The meeting on Monday was technically of the city’s Committee of the Whole, which gives preliminary consideration to city business and decides whether to forward it – or not – to the council proper for a formal vote at a future meeting, typically set for the following week. It means council members’ vote on the donation was tentative.

In related news, council members, acting as the committee, tentatively:

  • Approved a pair of funding requests from the Public Arts Commission: $50,000 this year for a marketing campaign and to create a register of public art pieces, plus a further $60,000 each year to manage and maintain public art galleries. Council members Bret Weber and Katie Dachtler both wondered how much – if any – of that money would go to Grand Forks-area artists. The council agreed unanimously on the one-time $50,000 and 4-1 on the annual $60,000. Dachtler was the single opposing vote.

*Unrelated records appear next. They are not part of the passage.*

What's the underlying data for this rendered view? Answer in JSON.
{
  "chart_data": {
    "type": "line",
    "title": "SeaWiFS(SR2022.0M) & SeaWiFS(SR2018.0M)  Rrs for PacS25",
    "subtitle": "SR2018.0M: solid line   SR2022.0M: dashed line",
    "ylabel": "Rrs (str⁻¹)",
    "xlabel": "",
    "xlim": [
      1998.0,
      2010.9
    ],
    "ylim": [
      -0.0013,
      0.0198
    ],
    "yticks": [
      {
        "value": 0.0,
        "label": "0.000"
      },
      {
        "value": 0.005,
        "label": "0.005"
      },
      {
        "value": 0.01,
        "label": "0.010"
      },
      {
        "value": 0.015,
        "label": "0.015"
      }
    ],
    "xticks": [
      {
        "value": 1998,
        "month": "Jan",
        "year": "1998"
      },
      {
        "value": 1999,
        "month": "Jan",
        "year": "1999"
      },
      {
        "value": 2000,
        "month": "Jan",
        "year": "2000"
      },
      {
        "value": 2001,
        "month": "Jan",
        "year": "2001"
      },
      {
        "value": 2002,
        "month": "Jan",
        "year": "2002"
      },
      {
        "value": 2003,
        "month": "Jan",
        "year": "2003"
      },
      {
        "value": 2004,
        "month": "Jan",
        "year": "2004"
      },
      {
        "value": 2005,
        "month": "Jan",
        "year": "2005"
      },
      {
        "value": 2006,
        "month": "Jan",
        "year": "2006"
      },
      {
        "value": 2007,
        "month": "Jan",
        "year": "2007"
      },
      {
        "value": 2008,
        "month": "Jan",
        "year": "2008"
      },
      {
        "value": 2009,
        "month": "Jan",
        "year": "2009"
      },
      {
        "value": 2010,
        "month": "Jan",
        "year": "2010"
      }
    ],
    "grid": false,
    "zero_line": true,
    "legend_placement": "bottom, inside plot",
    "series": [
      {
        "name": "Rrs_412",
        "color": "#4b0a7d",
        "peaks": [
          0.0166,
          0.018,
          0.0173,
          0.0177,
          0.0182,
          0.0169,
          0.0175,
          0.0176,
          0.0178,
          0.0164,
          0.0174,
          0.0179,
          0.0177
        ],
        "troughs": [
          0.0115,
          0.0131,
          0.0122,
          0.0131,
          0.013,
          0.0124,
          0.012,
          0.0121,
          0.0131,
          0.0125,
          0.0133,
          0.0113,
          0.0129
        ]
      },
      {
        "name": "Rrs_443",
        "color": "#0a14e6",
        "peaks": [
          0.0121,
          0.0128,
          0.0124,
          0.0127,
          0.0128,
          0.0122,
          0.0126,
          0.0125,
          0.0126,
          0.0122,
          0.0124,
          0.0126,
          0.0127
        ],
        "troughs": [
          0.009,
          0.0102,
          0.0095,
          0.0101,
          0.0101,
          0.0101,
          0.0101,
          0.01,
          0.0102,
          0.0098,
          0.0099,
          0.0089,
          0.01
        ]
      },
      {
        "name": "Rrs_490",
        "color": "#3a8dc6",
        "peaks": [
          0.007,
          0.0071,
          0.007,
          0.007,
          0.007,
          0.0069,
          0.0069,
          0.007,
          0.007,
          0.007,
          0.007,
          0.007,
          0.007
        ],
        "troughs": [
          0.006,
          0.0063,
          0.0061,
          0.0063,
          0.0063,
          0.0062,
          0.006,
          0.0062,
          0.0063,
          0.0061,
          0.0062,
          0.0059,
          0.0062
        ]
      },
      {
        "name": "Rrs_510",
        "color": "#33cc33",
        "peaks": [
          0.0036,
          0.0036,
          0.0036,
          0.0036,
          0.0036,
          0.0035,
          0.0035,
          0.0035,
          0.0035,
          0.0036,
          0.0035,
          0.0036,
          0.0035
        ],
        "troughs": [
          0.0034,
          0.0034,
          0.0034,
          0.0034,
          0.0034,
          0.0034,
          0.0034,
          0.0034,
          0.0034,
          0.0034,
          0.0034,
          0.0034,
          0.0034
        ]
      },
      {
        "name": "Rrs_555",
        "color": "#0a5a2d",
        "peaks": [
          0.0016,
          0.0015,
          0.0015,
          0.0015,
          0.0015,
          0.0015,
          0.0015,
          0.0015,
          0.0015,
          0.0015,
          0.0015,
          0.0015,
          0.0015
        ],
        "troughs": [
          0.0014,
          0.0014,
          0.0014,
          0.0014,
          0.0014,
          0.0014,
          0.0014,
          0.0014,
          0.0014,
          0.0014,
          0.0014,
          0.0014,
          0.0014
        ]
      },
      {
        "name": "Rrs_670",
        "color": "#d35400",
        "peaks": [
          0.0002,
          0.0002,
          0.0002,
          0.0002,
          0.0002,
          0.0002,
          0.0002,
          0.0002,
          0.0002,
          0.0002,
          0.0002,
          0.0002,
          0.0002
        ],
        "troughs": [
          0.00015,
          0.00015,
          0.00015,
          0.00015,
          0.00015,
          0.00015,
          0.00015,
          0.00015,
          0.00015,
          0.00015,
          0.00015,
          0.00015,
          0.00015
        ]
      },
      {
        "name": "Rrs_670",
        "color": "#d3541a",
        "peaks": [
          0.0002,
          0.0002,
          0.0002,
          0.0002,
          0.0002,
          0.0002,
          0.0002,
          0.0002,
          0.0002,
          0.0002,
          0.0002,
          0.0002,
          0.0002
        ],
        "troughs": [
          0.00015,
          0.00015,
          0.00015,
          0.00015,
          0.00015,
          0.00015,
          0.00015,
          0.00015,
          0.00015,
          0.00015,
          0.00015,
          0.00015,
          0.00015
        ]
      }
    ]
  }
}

  • Approved a development agreement with Northridge Accommodations, a development firm that plans to remake the former Lyon’s Auto garage across North Fourth Street from Grand Forks City Hall. Developers plan to construct a six-story “mixed use” building that would consist of 90 to 100 underground parking spaces, spots for first-floor restaurants, offices, and so on, plus five additional floors for 110-120 market rate apartments.

    Beyond reconstructing the building that’s already there, the project would rebuild the alley behind it and take over a parking lot on the easternmost end of the block that the city purchased as part of a 2018 deal to buy the Herald’s office building. Under the agreement, the city would swap the parking lot for an empty lot of similar size that Northridge owns across South Fifth Street from the Grand Forks Police Department’s downtown headquarters.
  • Approved, by a separate vote, a plan to pay a pair of property owners a combined $622,000 for their residential lots that sit across University Avenue from the Lyon’s site. The city plans to demolish those buildings to make room for more parking to compensate for the loss of the parking lot on the other side of the development and, perhaps, rent those spots out to tenants at the Lyon’s development or, ultimately, turn that site into a similar mixed-use project once Lyon’s is complete.

    City staff said the price the city is paying per square foot of both properties is about the same as that paid for similar lots in the neighborhood. But it still seemingly means a significant profit for at least one of those property owners: Grand Forks County property records indicate that David Schott purchased the lot at 306 N. Fourth Street for $125,000 in September 2020. A letter Schott sent to city staff claims he put a further $128,000 worth of work into the property since then. The city is poised to buy it for $372,000.

    The other lot sits at 320 University Ave., and the city is set to pay $250,000 for it. County staff weren’t able to find a recent sale price for that lot.

    City Administrator Todd Feland said the city is buying both properties for the going rate in that area, and that the city considers them a longer-term investment.

    “Properties are only going to get more valuable, especially after Lyon’s gets developed,” Feland said.